As a summer intern with Texas Parks and Wildlife, I had the pleasure of working with the Coastal Fisheries Division at the Dickinson Marine Lab. While gaining a multitude of hands-on experiences and an array of knowledge, the best outcome of this internship was the connections I made. Not only was I able to work with different groups within the office, the high level of collaboration within TPWD allowed me to travel to the Perry R. Bass Marine Fisheries Research Center and work with scientists whose focus is solely directed around otolith research. This provided me with the ability to process the set of otoliths I collected while learning to read the annuli rings with a high level of accuracy. Of the 124 samples collected, the majority of fish were aged between four and six years. The oldest snapper sampled came in at 14 years of age, at a size of 31 inches and 14.5 pounds while the largest measured in at 31.5 inches and 18.5 pounds turned out to be only 8 years old.

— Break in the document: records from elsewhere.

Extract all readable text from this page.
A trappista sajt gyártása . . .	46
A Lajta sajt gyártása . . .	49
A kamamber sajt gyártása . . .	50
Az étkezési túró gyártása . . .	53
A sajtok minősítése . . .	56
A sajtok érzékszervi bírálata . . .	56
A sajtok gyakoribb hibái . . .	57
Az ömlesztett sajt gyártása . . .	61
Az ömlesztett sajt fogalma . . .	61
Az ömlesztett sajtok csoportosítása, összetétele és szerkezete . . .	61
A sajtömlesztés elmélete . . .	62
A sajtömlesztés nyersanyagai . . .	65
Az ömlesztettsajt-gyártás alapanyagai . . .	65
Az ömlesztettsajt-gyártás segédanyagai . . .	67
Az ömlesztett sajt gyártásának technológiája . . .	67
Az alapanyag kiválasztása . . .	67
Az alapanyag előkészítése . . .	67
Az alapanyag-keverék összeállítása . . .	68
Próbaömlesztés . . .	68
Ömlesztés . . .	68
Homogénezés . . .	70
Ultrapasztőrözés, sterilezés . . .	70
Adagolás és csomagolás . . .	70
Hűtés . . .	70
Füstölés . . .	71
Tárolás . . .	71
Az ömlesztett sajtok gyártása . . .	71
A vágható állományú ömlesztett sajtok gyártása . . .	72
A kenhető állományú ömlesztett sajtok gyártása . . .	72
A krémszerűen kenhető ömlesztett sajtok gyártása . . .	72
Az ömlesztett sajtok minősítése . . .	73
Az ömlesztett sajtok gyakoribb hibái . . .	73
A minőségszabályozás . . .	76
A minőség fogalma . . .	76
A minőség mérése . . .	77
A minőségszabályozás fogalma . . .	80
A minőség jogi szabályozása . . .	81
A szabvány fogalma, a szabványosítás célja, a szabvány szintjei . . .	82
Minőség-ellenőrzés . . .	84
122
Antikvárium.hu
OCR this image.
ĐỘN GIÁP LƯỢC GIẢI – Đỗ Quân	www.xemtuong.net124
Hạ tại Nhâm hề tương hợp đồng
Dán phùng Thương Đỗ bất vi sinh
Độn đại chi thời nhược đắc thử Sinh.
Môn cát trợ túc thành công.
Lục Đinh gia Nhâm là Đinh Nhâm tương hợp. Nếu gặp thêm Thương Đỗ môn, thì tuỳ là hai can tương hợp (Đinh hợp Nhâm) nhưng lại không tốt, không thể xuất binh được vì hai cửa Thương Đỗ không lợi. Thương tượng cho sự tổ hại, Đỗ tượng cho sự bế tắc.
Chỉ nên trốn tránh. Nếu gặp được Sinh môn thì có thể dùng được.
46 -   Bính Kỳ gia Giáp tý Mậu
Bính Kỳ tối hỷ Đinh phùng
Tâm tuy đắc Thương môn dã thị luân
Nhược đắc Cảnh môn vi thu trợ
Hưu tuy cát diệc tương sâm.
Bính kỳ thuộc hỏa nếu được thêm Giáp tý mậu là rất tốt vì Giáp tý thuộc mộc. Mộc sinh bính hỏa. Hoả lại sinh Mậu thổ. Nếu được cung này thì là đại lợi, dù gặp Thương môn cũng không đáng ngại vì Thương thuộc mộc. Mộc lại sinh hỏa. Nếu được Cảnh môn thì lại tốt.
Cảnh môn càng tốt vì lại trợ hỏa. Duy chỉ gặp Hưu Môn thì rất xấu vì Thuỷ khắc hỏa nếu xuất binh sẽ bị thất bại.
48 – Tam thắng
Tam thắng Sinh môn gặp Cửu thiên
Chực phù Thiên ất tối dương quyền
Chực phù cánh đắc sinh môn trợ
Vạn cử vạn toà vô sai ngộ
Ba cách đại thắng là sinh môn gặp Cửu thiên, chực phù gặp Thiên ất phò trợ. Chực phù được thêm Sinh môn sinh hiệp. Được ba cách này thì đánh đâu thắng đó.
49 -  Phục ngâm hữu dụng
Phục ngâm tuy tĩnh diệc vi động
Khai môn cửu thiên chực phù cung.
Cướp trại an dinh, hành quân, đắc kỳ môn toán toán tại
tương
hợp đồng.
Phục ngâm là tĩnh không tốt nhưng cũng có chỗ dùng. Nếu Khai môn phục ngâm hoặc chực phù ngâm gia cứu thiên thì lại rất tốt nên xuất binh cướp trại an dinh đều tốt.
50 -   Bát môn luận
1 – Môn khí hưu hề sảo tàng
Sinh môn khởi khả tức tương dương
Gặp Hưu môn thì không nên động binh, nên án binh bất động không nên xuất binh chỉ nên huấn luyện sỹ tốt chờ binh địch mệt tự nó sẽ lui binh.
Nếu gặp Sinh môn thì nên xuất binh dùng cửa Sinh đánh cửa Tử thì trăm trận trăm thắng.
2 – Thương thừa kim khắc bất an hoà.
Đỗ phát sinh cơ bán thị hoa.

With growing fishing pressure from the recreational sector and the majority of the catch age ranging between four and six, red snapper are being harvested before they are able to reach peak maturity levels. As females continue to mature, the amount of eggs they produce increases greatly from two hundred thousand to over nine million, reaching peak fecundancy between the ages of 10 to 15. The fate of the red snapper recovery is dependent upon allowing the females to further mature and reach an optimum level to increase brood stock. Continuing age and growth research is the best method to determine the effectiveness of imposed regulations.